Why'd they keep going? Well, actually that's a bit of a lie to think they kept pushing it on. It just seemed like they kept going on regardless. Reality: it just got tied up in government style bureaucratic red tape, plain ole waiting. They couldn't say yes or no until they had a feasibility study completed by an external service.... and in the meantime, media had a rampage. So.

This Is Wrong, It Will Not Work, Don't Do This

Date: 2009-03-02 10:45 pm (UTC)
From: [identity profile] thornelawler.livejournal.com
Apart from the 'this was one of K-Rudd's babies' suggestion, I'd speculate:

If you're a government, you may well become so inured to people shouting "UR DOIN IT WRONG! U SUCK!" as to be effectively deaf to it, just so you can continue to do anything at all. This is obviously a Bad Thing.

I see this being a risk for Obama down the road as much as it has been for Rudd so far: If you take power on a wave of worshipful hysteria, say because you ousted some total asshole, it is way too easy to believe your own hype. No matter how good your intentions are to start with, they become destructive when you stop listening to feedback because you know you're right.

(no subject)

Date: 2009-03-03 11:59 am (UTC)
From: [identity profile] hanshin.livejournal.com
I haven't heard any news on the clean feed thing being officially shut down, you're the only person I've seen mention it. When did this happen and how?

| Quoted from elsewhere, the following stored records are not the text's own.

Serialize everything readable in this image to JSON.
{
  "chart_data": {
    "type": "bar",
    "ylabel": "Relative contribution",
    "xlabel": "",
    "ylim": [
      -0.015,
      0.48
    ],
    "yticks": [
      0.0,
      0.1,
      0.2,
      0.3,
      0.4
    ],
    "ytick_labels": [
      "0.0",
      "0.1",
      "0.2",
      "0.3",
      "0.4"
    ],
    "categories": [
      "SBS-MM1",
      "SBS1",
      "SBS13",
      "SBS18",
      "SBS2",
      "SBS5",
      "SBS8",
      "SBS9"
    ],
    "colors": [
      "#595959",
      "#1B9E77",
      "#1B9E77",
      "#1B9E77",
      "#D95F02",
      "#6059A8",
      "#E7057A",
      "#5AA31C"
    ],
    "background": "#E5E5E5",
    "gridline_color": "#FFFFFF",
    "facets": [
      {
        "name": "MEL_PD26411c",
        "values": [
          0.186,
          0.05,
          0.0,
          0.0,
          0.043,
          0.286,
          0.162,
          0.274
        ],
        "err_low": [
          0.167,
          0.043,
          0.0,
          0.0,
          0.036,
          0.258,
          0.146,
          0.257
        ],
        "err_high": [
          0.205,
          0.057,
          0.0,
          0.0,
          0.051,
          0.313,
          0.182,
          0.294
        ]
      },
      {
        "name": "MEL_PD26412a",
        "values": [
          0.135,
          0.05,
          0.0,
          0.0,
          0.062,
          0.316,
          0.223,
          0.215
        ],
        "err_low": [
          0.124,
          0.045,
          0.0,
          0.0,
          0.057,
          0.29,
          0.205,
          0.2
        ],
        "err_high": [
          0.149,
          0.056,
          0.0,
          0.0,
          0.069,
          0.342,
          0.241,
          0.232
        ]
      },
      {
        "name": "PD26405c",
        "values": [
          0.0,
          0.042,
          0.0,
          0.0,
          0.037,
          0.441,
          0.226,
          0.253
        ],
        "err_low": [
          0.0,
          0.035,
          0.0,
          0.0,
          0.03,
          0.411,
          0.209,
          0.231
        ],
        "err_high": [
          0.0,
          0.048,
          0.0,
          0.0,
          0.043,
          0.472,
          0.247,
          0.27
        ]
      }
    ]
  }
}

Excuse my ignorance, but did it get voted against in parliament or something along those lines?

(Not that I'm doubting you of course, just after clarification <3 )

(no subject)

Date: 2009-03-03 01:14 pm (UTC)
ext_3749: (Default)
From: [identity profile] kirby1024.livejournal.com
See this article.

What has happened is that the Liberal's lawyers have come back with the recommendation to the Coalition that in order for Rudd to do what he wants to do with the Clean Feed, Legislation will need to be enacted. They had previously resolved to vote against any such legislation in the Senate anyway, but this advice now indicates to them that non-legislative avenues are not available to the Government. The Greens were always against it, and most recently, Independent Nick Xenophon has come out saying that he has changed his mind regarding the clean feed and decided that he cannot support it. This means there is a majority of Senators in the Upper house against the Clean Feed.

Thus, it appears that all possible avenues available to Rudd and his government to put the Clean Feed into action are now closed to them. Rudd can continue to go through the motions, but so long as the Parliament retains it's current consistency, it cannot pass into law.